Reps can provide a service by initiating a discussion with their customers about the value of adhering to infection prevention protocols. For starters, they should ask several probing questions, such as the following, Wiemken recommends:

• “What are your biggest challenges when it comes to infection in your facility?”

• “Is there a particular pathogen or infection you struggle with in your facility?”

• “Have you had C. difficile or Norovirus outbreaks at your facility? If so, what methods have you used to manage those outbreaks, and how effective were they in containing them?”

• “What practices for infection prevention do you currently employ in your facility?”

• “How does your facility measure compliance to proper infection control procedures? How often is this done and by whom?”

• “How do you ensure your staff has ownership – or at least buy-in – with regard to each infection control activity?” When staff feel part of the care continuum, they reportedly are more likely to employ proper procedures vs. just complying with another rule.

• “Who makes decisions regarding which products to use? Do the decision makers provide evidence to support their choices?”

• “How often are products re-evaluated? What is the process to bring in new products?” (Can the rep assist in this process?)

• “Is your current cleaner/disinfectant EPA-registered to kill the pathogens you’re most worried about? If so, does it kill it quickly? What is the

kill time?”

• “Does the product keep surfaces wet long enough to meet that kill time, or does it require re-application?”

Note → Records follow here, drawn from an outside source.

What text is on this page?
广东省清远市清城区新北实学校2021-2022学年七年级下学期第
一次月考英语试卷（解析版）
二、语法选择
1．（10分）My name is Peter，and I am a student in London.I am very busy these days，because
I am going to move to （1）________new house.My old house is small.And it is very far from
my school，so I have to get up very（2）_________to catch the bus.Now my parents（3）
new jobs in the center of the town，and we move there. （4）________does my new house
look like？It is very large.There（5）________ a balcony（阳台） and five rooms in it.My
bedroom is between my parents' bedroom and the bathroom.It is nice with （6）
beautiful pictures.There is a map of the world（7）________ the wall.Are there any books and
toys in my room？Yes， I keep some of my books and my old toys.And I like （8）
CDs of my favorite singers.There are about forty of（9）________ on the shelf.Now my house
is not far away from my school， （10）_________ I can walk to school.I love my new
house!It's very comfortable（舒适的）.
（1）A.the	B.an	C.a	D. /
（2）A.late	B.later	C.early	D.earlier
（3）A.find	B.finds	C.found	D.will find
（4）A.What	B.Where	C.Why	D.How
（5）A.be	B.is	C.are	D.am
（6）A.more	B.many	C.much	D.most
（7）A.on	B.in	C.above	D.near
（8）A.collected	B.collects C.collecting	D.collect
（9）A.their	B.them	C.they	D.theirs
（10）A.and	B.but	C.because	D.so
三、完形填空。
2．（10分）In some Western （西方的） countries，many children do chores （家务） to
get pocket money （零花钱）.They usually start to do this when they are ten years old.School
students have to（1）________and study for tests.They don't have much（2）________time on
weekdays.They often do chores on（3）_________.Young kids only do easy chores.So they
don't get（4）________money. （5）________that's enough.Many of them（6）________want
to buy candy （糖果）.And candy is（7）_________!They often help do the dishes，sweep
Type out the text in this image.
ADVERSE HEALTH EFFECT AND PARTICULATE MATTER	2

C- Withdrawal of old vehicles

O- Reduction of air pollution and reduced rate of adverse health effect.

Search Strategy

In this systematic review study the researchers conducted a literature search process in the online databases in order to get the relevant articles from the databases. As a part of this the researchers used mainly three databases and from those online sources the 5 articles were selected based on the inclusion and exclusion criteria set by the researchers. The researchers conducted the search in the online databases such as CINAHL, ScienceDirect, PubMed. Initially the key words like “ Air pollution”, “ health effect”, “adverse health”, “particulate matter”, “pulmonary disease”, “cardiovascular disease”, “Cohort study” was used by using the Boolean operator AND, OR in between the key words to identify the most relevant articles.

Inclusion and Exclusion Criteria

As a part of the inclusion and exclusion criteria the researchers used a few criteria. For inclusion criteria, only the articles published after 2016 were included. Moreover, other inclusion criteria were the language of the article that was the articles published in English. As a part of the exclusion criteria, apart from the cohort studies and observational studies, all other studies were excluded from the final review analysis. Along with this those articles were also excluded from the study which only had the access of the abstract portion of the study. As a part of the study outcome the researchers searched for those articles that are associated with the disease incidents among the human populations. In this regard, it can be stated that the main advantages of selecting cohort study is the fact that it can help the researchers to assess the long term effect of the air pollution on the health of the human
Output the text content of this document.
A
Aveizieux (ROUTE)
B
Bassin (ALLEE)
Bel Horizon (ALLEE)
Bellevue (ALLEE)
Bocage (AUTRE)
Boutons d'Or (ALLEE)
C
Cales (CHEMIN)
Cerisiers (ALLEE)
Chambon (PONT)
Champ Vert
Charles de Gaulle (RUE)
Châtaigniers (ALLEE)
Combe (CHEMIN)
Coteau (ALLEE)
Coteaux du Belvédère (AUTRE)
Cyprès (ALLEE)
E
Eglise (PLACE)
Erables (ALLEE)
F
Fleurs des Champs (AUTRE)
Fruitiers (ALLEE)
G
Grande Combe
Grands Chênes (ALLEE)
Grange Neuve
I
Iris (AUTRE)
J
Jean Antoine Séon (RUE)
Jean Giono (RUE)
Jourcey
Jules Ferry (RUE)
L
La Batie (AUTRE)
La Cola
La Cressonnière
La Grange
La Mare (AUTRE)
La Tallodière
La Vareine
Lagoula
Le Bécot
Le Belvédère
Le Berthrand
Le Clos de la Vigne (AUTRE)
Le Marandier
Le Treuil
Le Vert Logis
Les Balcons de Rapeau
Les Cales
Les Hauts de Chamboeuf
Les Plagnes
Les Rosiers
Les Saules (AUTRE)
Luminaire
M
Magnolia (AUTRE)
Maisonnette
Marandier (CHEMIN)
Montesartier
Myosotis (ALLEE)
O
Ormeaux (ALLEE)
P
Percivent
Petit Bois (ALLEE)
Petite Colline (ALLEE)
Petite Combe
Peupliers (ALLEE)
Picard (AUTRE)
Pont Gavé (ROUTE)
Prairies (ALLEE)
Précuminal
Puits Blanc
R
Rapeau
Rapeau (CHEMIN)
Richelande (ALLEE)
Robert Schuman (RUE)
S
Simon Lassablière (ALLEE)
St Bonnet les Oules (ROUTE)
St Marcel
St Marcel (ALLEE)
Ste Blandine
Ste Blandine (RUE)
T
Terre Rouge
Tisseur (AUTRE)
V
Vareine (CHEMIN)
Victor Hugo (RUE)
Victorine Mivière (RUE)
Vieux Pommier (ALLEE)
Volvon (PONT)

Cost is always an issue for financially strapped long-term-care facilities, so it should be no surprise if administrators complain that ready-to-use products are too expensive. Sales reps should remind them that such products help reduce the risk of error occurring by taking the guesswork out of preparation/dilution, Wiemken points out. Additionally, because ready-to-use products don’t require mixing, labeling or refreshing, they save staff time.

“Residents’ families evaluate facilities based on appearance and odor,” he continues. “Therefore, sanitization and cleaning practices play a critical role in improving the facility’s image.” They also help the facility prepare for state inspections and “the scrutiny of re-hospitalization rates expected by the Affordable Care Act,” he says. (Source: By outlining CDC and EPA guidelines and identifying “gaps in fighting the most important infectious organisms,” sales reps can help their customers select products that may not be on corporate contract, but provide optimal solutions for their facility, he adds.

“[In the future], patient and family-centered hand hygiene will be one of the most important interventions in long-term-care settings,” says Wiemken. “Patients often auto-inoculate themselves with organisms from the environment, and often by touching anything (other people’s hands, family members, contaminated surfaces, etc.). If we can somehow instill the importance of self-hand hygiene to patients and family members, much of the transmission can be cut down.” Educating long-term-care customers – and they, in turn, educating their patients and their patients’ families/visitors – “will be incredibly useful for everyone,” he notes.

Editor’s note: Repertoire would like to thank Clorox for its assistance with this piece.